Notre fille ainée à son tour a commencé à avoir des crises d’angoisses terribles, vers 8 ans, des angoisses de séparation qui la rendaient physiquement malade. La psychologue scolaire après avoir parlé à chacune de nous séparément, m’a demandé d’avouer à notre fille notre avortement là, sur place. La psy m’affirmait que notre fille savait inconsciemment qu’il s’était passé quelque chose avant sa naissance.

Ma guérison s’est faite petit à petit, tout au long de ces 39 années… et je pense qu’elle continuera jusqu'à ma mort! La confession a été une première étape. Puis J’ai fait une expérience forte de l’amour de Dieu en 1982 et j’ai renoué avec la foi. Mon mari a suivi 2 ans plus tard. Nous avons rencontré une association qui nous a aidés à donner un nom à notre enfant, à en parler. Plusieurs années plus tard, nous avons participé à une retraite de la Vigne de Rachel. Il n’y pas eu de grande guérison éclatante, mais plusieurs petites guérisons, comme un pas après l’autre.

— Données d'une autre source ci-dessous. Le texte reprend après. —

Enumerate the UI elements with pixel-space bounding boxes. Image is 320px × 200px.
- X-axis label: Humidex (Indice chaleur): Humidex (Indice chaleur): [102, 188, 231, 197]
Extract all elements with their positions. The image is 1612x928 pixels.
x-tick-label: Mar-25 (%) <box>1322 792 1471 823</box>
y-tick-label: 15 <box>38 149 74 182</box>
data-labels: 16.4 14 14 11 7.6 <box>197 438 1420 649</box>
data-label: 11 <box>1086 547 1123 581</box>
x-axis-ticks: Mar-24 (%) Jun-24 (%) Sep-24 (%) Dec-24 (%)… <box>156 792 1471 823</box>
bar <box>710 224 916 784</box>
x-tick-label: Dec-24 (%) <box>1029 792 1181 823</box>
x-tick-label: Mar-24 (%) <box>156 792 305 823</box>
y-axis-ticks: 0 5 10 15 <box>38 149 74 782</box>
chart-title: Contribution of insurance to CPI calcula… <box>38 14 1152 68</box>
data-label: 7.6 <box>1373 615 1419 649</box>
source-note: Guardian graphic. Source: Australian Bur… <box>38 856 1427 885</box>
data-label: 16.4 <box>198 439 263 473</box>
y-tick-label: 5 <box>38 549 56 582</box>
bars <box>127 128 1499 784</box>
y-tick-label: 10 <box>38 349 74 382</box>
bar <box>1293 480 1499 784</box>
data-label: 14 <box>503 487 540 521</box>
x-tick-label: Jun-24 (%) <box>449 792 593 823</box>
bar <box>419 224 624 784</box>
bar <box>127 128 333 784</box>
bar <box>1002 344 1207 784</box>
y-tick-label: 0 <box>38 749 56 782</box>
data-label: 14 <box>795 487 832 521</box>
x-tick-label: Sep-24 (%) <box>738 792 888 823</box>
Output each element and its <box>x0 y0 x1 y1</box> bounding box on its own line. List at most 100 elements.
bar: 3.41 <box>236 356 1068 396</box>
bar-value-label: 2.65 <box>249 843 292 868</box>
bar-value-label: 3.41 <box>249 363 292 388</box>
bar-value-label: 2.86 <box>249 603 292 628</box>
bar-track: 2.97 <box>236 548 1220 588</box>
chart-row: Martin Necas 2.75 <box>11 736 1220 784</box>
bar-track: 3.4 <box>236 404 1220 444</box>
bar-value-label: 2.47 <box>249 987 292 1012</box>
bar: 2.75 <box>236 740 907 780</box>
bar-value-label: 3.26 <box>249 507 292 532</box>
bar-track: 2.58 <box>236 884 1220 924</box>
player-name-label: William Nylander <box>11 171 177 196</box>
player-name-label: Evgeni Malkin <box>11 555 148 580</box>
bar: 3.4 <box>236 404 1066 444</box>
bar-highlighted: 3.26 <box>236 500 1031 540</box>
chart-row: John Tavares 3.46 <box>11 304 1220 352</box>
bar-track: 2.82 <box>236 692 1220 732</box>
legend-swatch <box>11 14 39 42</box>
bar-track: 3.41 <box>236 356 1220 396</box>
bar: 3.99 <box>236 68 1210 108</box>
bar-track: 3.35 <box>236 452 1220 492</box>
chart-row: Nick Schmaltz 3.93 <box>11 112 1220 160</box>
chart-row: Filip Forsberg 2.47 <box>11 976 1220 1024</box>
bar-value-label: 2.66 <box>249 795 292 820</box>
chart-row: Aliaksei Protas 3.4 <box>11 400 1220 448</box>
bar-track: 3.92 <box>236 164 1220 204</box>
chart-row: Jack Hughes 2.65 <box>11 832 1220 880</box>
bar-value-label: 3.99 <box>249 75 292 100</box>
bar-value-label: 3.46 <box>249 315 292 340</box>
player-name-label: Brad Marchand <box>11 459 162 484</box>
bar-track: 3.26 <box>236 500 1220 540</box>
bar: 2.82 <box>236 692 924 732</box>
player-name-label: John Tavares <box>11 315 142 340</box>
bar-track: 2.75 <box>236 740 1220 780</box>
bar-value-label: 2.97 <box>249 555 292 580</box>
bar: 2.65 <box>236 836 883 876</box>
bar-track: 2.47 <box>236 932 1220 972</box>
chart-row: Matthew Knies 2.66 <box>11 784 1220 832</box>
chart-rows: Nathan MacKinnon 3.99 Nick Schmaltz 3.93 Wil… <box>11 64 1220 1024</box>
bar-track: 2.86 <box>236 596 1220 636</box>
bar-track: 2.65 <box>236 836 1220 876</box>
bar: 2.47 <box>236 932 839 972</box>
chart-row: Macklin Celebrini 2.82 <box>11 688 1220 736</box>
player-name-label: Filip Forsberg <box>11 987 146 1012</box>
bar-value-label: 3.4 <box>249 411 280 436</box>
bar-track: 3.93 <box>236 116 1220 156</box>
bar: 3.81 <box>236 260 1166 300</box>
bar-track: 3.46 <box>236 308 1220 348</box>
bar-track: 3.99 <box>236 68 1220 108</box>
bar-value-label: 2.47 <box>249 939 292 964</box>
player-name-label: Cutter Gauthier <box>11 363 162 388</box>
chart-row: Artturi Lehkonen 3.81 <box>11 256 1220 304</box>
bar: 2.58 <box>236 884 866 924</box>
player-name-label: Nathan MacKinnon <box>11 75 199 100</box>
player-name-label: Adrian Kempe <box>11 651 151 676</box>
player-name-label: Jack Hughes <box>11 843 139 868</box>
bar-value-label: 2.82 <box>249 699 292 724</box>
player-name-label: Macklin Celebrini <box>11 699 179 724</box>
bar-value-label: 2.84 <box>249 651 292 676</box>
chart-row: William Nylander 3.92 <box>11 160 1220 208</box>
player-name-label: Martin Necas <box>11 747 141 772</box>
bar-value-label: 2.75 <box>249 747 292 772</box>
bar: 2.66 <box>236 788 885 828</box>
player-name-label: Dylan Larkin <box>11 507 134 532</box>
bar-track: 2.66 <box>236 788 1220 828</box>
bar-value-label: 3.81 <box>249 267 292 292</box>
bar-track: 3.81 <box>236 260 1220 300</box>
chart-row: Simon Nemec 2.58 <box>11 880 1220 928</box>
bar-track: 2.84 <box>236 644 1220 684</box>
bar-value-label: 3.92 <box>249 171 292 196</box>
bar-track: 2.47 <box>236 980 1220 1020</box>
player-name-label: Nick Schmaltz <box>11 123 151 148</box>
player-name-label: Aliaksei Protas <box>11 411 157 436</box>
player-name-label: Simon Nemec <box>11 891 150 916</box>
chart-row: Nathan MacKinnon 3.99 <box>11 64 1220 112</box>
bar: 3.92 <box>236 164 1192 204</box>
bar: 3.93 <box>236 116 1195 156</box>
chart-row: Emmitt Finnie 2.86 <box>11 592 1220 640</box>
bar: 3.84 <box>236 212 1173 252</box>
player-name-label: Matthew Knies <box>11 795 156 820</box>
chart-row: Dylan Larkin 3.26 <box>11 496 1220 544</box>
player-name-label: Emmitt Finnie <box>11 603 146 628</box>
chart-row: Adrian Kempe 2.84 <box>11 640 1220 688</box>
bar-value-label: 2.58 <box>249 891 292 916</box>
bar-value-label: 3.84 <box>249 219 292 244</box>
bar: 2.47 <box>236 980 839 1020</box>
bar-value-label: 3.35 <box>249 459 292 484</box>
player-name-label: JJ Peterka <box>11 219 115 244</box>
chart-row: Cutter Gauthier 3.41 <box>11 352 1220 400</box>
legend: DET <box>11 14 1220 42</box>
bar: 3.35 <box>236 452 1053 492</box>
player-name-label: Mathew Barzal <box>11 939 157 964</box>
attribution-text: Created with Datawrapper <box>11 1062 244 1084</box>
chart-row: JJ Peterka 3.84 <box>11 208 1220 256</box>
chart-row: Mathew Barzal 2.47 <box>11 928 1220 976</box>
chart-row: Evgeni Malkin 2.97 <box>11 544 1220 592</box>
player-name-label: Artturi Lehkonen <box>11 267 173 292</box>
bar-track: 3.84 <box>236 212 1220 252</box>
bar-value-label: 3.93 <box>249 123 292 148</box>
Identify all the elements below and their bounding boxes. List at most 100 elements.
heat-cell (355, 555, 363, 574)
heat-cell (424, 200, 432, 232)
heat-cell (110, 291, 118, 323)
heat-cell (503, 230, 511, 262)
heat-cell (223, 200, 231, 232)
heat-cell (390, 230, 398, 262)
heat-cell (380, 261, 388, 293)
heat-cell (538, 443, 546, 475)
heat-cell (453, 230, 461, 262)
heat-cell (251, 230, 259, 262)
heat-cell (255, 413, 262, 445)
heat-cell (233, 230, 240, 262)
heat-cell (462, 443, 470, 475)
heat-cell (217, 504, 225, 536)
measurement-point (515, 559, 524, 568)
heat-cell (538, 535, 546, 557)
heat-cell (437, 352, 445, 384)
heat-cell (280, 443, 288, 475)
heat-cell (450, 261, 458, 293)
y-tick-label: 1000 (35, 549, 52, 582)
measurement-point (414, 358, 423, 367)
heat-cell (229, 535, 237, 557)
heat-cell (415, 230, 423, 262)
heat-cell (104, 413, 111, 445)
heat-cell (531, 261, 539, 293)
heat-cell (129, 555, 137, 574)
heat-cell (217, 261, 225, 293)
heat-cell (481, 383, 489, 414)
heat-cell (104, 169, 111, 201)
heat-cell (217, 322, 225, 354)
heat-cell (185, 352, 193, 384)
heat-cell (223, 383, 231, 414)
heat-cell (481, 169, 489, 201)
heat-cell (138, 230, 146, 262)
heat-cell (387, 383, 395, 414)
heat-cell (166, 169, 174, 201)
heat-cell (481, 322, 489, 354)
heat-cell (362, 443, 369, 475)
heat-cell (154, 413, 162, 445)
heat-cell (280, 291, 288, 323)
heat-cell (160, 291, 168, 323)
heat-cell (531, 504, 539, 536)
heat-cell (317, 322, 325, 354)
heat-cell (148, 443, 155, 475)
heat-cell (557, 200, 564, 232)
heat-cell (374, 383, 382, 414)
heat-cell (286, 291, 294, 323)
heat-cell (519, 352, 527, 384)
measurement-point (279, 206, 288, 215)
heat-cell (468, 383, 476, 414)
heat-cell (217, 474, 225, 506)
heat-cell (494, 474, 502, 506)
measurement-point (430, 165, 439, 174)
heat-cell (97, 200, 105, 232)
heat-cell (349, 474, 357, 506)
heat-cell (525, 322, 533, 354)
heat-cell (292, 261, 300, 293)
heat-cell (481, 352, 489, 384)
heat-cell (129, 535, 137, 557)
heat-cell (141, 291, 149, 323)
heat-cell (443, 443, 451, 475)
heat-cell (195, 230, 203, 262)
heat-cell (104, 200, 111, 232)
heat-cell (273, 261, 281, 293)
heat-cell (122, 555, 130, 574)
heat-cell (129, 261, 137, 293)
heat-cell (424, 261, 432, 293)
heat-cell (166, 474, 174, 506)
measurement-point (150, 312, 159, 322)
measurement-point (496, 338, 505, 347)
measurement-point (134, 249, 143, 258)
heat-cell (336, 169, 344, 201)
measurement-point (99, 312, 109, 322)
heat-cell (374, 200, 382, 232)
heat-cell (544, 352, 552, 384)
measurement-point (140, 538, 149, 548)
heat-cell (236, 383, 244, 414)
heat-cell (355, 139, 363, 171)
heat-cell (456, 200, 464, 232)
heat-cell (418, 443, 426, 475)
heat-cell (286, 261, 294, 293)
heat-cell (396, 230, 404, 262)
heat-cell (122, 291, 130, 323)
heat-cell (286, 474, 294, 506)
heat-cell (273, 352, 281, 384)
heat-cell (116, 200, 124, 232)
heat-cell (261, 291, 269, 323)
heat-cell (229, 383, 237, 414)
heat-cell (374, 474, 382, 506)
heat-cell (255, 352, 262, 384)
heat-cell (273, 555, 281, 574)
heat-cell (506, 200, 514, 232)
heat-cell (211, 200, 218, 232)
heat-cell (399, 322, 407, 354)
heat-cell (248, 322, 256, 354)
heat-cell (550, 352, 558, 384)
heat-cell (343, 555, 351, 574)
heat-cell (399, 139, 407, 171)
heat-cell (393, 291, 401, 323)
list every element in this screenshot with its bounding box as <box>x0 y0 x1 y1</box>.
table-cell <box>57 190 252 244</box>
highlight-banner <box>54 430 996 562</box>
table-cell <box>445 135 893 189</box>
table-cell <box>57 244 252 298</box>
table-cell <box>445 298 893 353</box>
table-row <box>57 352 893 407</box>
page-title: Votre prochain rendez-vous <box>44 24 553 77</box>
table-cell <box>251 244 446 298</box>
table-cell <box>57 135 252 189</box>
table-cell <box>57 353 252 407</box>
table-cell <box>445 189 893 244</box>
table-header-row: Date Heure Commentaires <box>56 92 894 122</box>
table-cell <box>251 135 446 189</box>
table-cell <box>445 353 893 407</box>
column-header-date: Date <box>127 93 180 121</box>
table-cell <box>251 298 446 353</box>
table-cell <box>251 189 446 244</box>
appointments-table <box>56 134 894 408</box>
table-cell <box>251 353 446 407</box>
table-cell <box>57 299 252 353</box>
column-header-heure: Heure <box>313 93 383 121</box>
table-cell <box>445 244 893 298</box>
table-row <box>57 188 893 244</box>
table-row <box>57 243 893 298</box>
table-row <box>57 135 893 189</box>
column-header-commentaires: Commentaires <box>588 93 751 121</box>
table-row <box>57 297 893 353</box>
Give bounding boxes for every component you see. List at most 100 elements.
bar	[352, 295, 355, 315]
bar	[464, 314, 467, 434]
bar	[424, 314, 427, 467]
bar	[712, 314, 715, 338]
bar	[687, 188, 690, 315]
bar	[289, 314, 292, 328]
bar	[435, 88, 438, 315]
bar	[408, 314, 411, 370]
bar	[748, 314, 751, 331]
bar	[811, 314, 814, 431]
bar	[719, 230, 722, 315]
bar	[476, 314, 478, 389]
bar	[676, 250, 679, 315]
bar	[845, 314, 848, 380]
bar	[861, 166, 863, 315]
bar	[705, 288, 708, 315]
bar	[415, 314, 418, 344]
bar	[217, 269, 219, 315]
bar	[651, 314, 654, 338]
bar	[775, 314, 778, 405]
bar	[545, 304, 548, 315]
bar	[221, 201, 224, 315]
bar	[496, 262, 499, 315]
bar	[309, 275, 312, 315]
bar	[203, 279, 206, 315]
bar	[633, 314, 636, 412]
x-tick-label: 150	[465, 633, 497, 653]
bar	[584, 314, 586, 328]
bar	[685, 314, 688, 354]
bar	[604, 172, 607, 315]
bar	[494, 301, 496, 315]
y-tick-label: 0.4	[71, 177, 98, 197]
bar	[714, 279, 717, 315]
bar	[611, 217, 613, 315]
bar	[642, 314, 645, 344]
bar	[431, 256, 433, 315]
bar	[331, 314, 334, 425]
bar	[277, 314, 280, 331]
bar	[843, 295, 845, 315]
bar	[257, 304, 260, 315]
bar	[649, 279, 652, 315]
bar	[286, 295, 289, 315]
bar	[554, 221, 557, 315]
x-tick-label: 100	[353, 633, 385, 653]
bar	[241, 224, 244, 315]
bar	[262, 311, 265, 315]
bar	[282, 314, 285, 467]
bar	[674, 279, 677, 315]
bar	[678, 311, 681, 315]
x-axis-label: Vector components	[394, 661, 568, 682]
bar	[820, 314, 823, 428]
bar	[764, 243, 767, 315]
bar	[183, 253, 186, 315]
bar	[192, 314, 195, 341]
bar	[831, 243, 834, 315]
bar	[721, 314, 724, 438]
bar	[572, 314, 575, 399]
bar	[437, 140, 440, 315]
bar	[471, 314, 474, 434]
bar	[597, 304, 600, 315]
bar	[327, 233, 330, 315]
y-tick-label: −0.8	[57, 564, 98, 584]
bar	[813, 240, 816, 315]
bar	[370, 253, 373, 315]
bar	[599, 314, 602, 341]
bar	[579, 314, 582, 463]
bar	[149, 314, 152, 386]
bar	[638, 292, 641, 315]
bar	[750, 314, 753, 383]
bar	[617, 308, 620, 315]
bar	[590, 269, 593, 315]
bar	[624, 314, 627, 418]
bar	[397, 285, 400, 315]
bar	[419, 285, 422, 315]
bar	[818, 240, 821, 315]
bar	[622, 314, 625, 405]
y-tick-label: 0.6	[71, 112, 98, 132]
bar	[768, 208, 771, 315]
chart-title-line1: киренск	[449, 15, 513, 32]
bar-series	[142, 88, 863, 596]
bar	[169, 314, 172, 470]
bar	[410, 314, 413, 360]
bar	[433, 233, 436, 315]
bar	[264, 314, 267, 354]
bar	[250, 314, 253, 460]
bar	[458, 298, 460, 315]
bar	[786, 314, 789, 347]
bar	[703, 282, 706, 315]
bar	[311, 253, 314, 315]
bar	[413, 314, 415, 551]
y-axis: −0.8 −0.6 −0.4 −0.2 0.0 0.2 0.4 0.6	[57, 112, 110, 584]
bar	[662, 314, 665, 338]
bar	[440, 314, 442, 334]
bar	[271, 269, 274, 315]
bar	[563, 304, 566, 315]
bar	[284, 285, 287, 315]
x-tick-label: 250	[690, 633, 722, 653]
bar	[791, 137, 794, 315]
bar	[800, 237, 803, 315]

Ce n’est que 34 ans après notre avortement, que la boite au fond de mon coeur a pu se fissurer. Lors d’un voyage de mon mari auprès de son frère malade,  j’ai eu comme une « révélation » de son état de souffrance au moment de notre rencontre en 1974. Il venait de perdre sa mère d’un cancer. Sa petite amie avait avorté leur bébé sans lui demander son avis et elle venait de le quitter pour se marier sans rien lui dire... Mon coeur s’est rouvert. Après son retour, à Noel 2009,  j’ai enfin pu pleurer pour mon bébé …J’ai pu à nouveau ressentir l’amour fou de nos débuts pour mon mari, mes enfants, pleurer, apprendre à me donner. Cela m’a pris du temps, mais maintenant j’aime notre histoire, notre passé, malgré tout ce qui est arrivé et je sais que je suis pardonnée, guérie, aimée. La cicatrice est toujours sensible, mais je peux la regarder en face avec mon mari.

J’ai décidé de rompre le silence parce que tout ce qu’on raconte sur l’avortement est mensonge: non ça n’aide pas les femmes, non, ce n’est jamais un solution, oui, c’est terrible ! Ca détruit un enfant et ses parents avec, en profondeur, et pour longtemps.